Wiger sees a connection between payday lending and the giant mortgage crisis.
"Talking to constituents about the economic mess this country is in, the primary reason is the irresponsible lending practices," Wiger said. "We need to look at all aspects of lending, the issuance of credit. And here's a population that is exploited and that needs to be changed."
Fifteen states and the District of Columbia have banned payday loans. There are conflicting studies about whether bounced checks and bankruptcies rise when states cut off this source of credit.
Congress has also stepped in. In 2007, it capped payday loans to military families at 36 percent, and is now considering a nationwide cap.
In Minnesota, lawmakers are hearing another bill that would allow certain repeat customers to take advantage of easier terms so they can pay off their loans without having to borrow more.
The bill doesn't ban payday lending altogether, but Brad Rixmann, the CEO of Minnesota's Payday America, said it would put him out of business.
Rixmann began offering what the industry calls "small consumer loans" back in 2000. He's proud of his 13 Pawn America/Payday America stores and their reputation among consumers.

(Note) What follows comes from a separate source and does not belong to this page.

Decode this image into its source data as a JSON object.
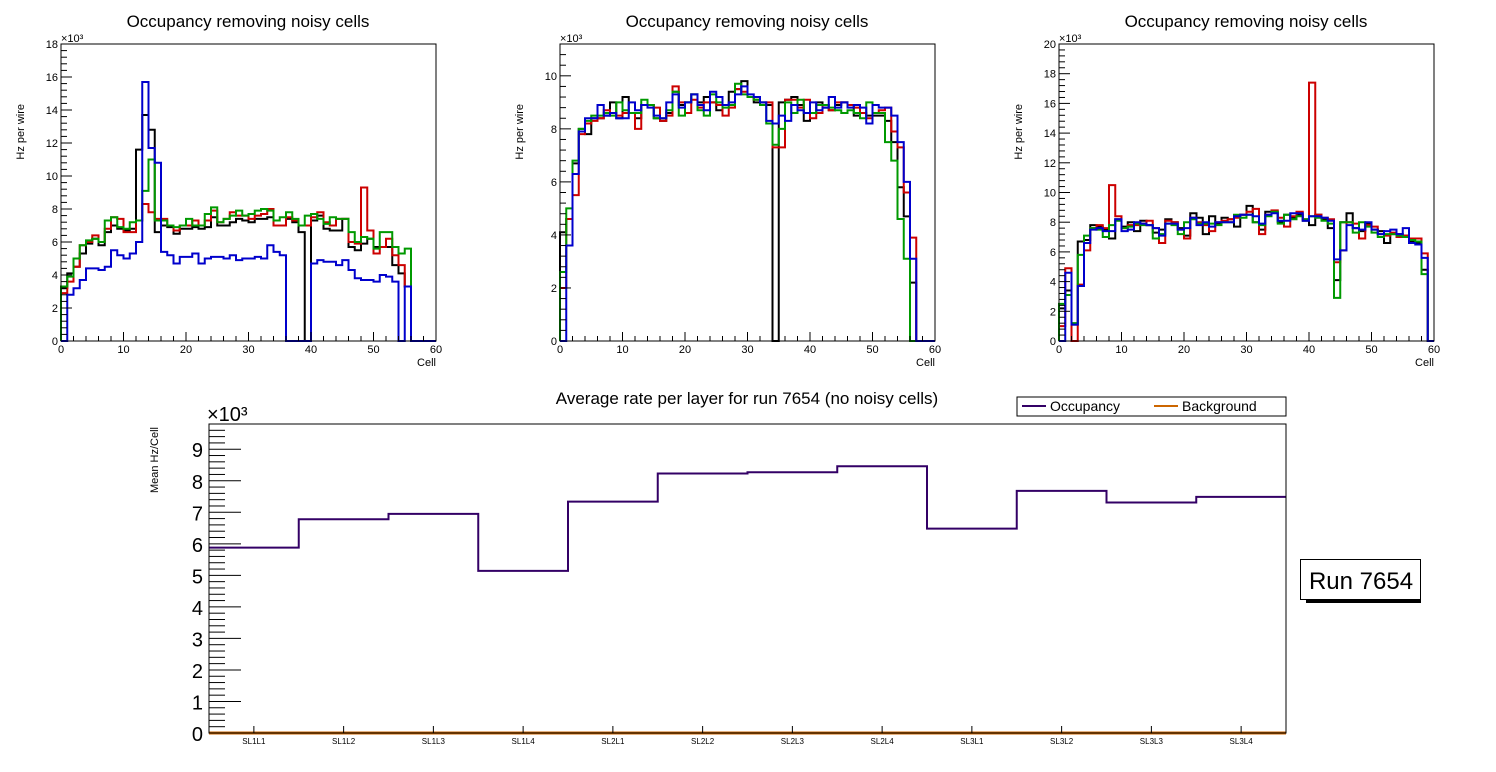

"They come back because they are satisfied. They believe that we give them a fair value," said Rixmann.
He defended his business and said payday lending works well in Minnesota. He blamed abuses in other less regulated states for giving the industry a bad name.
"I live here in the state, and I have to go to bed and feel good about myself at night. And if we charged 30 percent or 720 percent a year, I wouldn't be comfortable with that, either," said Rixmann.
If lawmakers put the hammer down on storefront lenders like Payday America, Rixmann pointed out that borrowers would suffer, too.
"Where are customers going to go? They are going to go to unregulated sources, be that the Internet, people on the street, maybe there is a black market," Rixmann said. "If the customers aren't provided the ability to get a loan in a regulated environment, they are going to find it someplace."
Increasingly, that place is on the Internet, where payday loan business is growing 10 to 15 percent a year.
Minnesota doesn't regulate online loans because it can't. Last year, the Department of Commerce tried to regulate payday lenders online but the state was sued and lost. A new bill at the Capitol would require online lenders to be licensed by the state.
But Minnesotans are already borrowing online, like Jeff Skrenes.
Skrenes worked as a mortgage originator. Like many people who get payday loans online, Skrenes is computer savvy, and comfortable entering personal data online.
"It was just so convenient because if you used them a lot, you became one of their preferred customers and then you didn't even need to send in any information," he said. "You just clicked a little box that said, 'Nothing has changed. My bank is still the same, My job is still the same, I want $500,' and you're good to go."
Skrenes and his wife soon found themselves owing $2,000 to five online lenders.
"The highest I remember seeing was 488 percent APR," said Skrenes.
The payments shot up to $800 a month. The marriage didn't survive the financial strain. Skrenes paid off his debt and swore off payday loans.
My mom hasn't, but she hasn't gotten into trouble, either financially, or with the family.
"I'm not thrilled about the interest rate," said my mom, "but you have to understand that you have to pay that money back."
It was her choice.
The Minnesota Senate Commerce committee will make its choice about payday loans later today.